Sur le plan écologique, le respect de la capacité
de support du milieu à l’échelle
du bassin versant et le déploiement de solutions
durables aux problèmes de surplus des fumiers
et des lisiers sont essentiels. Par souci d’équité,
les mesures d’écoconditionnalité
visant le respect des lois et des règlements
en matière d’environnement devront s’appliquer
rapidement pour s’assurer que seules les entreprises
agricoles conformes puissent recevoir de l’aide
gouvernementale.
Considérant l’eau de surface et les milieux
riverains, la Commission juge que l’établissement
de bandes riveraines adaptées aux caractéristiques
du milieu est essentiel pour en assurer la protection
adéquate. Le ministère de l’Environnement
doit prendre les mesures nécessaires pour s’assurer
de l’application de la Politique de protection
des rives, du littoral et des plaines inondables
en zone agricole. En ce qui concerne l’eau potable,
une attention et un contrôle accrus doivent
être apportés aux épandages de
fertilisants et de pesticides à proximité
des puits afin de mieux les protéger et de
réduire les risques pour la santé. La
Commission préconise aussi l’intensification
du suivi de la qualité de l’eau de surface
exercé par le ministère de l’Environnement
en zone agricole et, particulièrement, dans
les secteurs importants de production porcine.

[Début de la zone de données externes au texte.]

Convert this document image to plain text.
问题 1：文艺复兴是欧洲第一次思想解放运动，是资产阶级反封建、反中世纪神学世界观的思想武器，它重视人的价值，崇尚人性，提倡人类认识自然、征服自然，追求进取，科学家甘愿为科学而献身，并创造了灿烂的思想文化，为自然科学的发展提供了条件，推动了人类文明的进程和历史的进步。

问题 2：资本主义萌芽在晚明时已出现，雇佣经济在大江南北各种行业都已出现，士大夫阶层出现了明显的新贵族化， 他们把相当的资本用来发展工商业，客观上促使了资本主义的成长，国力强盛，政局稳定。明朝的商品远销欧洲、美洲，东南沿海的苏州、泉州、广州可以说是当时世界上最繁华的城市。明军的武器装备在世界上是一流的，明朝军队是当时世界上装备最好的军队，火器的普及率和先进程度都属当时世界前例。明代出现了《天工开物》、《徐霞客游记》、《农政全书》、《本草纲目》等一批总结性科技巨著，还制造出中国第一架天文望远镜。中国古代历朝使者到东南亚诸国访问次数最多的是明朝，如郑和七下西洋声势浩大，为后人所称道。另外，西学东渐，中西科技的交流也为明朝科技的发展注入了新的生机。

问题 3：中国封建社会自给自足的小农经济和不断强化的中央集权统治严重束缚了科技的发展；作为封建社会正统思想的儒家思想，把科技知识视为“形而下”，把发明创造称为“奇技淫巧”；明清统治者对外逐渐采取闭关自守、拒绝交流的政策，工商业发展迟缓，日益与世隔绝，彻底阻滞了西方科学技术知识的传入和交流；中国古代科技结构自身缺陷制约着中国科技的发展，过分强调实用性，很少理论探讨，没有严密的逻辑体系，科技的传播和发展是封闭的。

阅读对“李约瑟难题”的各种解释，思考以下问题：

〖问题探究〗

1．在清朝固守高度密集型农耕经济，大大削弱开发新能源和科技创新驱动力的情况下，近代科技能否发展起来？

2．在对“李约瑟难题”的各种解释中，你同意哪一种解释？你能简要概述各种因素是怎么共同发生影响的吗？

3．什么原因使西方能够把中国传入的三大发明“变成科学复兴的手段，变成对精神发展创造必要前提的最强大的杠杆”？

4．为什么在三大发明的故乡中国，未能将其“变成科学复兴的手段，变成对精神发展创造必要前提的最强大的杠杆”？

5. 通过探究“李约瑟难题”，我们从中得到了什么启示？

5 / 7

Le ministère de l’Environnement devrait
développer rapidement une série d’indicateurs
qui permettront d’évaluer l’état
de l’environnement biophysique et social en
milieu agricole et l’impact des activités
agricoles sur l’environnement, en plus des indicateurs
de conformité au Règlement sur les
exploitations agricoles qui sont déjà
prévus.
Afin de favoriser la durabilité de la production
porcine et son intégration dans la société,
il convient de favoriser le lien au sol et, ainsi,
de valoriser l’utilisation des fumiers et des
lisiers qui sont naturellement des engrais. Cependant,
le lien au sol ne doit pas se faire au détriment
du maintien d’une superficie adéquate
du couvert forestier à l’échelle
d’un bassin versant.
La Commission propose une série de mesures
qu’elle a regroupées sous la forme de
14 constats, de 54 avis portant sur les grandes actions
à poser afin d’inscrire la production
porcine dans le développement durable et de
58 recommandations précisant des mesures plus
spécifiques qui devraient être prises
à cette fin.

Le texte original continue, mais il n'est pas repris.